Diagnosi Aids, anche in Italia troppo tardive

VEB

L’HIV è più comunemente diagnosticato testando il sangue o la saliva rivelando gli anticorpi contro il virus fortunatamente, è necessario del tempo perché l’organismo sviluppi questi anticorpi, di solito fino a 12 settimane, Un test più rapido per l’antigene dell’HIV,  ovvero una proteina prodotta dal virus immediatamente dopo l’infezione, può confermare una diagnosi subito dopo l’infezione e consentire alla persona di adottare misure più rapide per prevenire la diffusione del virus agli altri.

Come abbiamo imparato negli ultimi anni attraverso massicce e pervasive campagne di sensibilizzazione, l’HIV (virus dell’immunodeficienza umana) è un virus che attacca e indebolisce il sistema immunitario (immunosoppressione).

Appena entra nel corpo rimane alcune ore localizzato tra i tessuti dove c’è stata l’infezione, poi comincia a moltiplicarsi rapidamente nel sangue e arriva ai linfonodi (infezione HIV primaria e acuta). L’apice dell’infezione HIV acuta, che nell’immagine sotto corrisponde alla punta più alta della linea rossa del virus, è il momento in cui talvolta (ma non sempre) compaiono sintomi di tipo para-influenzale (febbre più o meno alta, e altri similari): questo avviene nel giro di un mese più o meno.
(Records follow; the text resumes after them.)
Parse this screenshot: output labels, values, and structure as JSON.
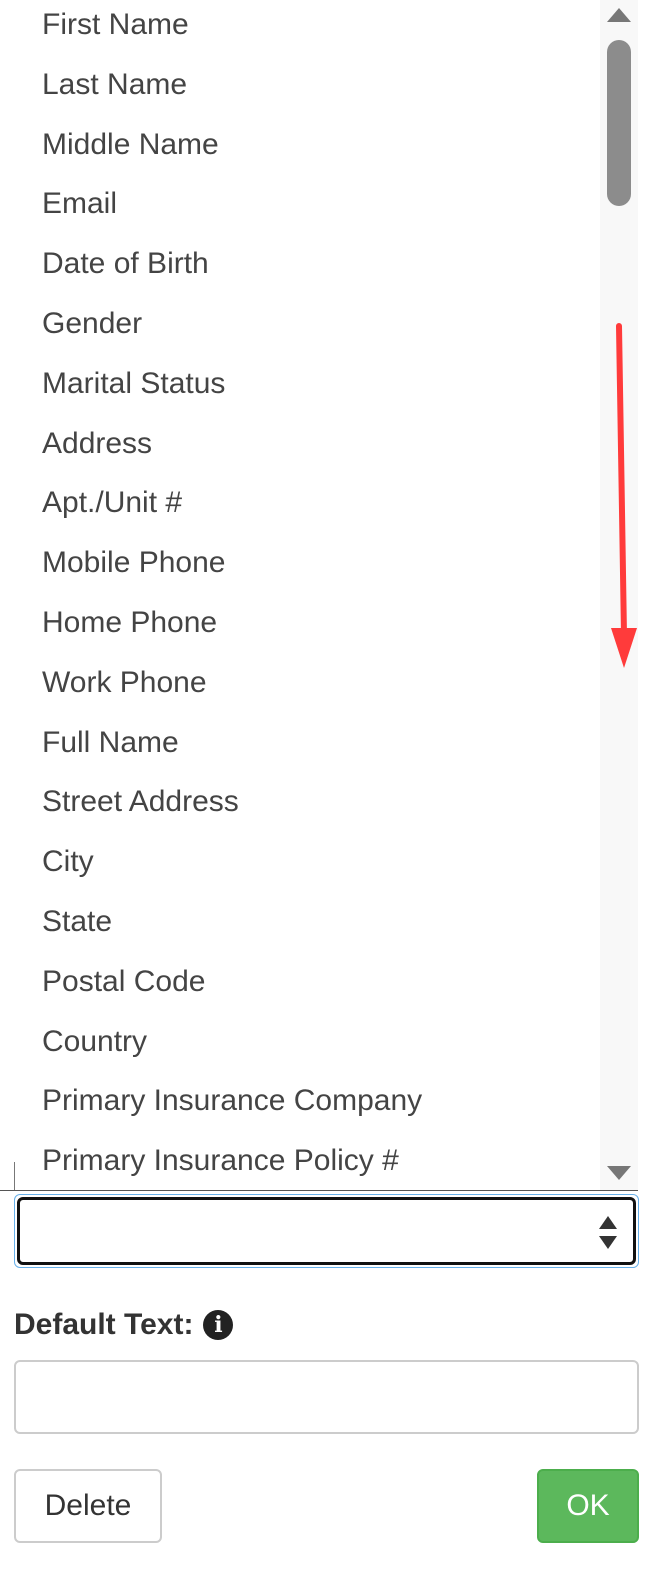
{
  "field_list": {
    "options": [
      "First Name",
      "Last Name",
      "Middle Name",
      "Email",
      "Date of Birth",
      "Gender",
      "Marital Status",
      "Address",
      "Apt./Unit #",
      "Mobile Phone",
      "Home Phone",
      "Work Phone",
      "Full Name",
      "Street Address",
      "City",
      "State",
      "Postal Code",
      "Country",
      "Primary Insurance Company",
      "Primary Insurance Policy #"
    ]
  },
  "field_select": {
    "value": ""
  },
  "default_text": {
    "label": "Default Text:",
    "info_icon": "info-circle-icon",
    "value": ""
  },
  "buttons": {
    "delete_label": "Delete",
    "ok_label": "OK"
  },
  "colors": {
    "ok_button": "#5cb85c",
    "annotation_arrow": "#ff3b3b",
    "focus_border": "#66afe9"
  }
}
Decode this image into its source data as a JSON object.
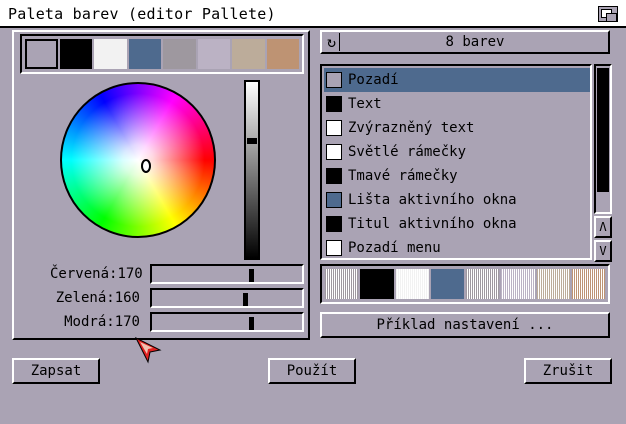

Più il virus si replica nel corpo, più attacca, danneggia ed erode il sistema immunitario: la linea blu che scende inesorabilmente rappresenta la morte progressiva e il declino dei linfociti (i cosiddetti CD4) che difendono il corpo da certi tipi di infezioni e malattie.

Se non trattato, l’HIV uccide talmente tanti linfociti da consentire a diverse infezioni cosiddette “opportunistiche” di colpire il corpo: è quando queste infezioni compaiono che c’è l’AIDS (sindrome da immunodeficienza acquisita), che è appunto una sindrome composta da diverse possibili malattie emergenti.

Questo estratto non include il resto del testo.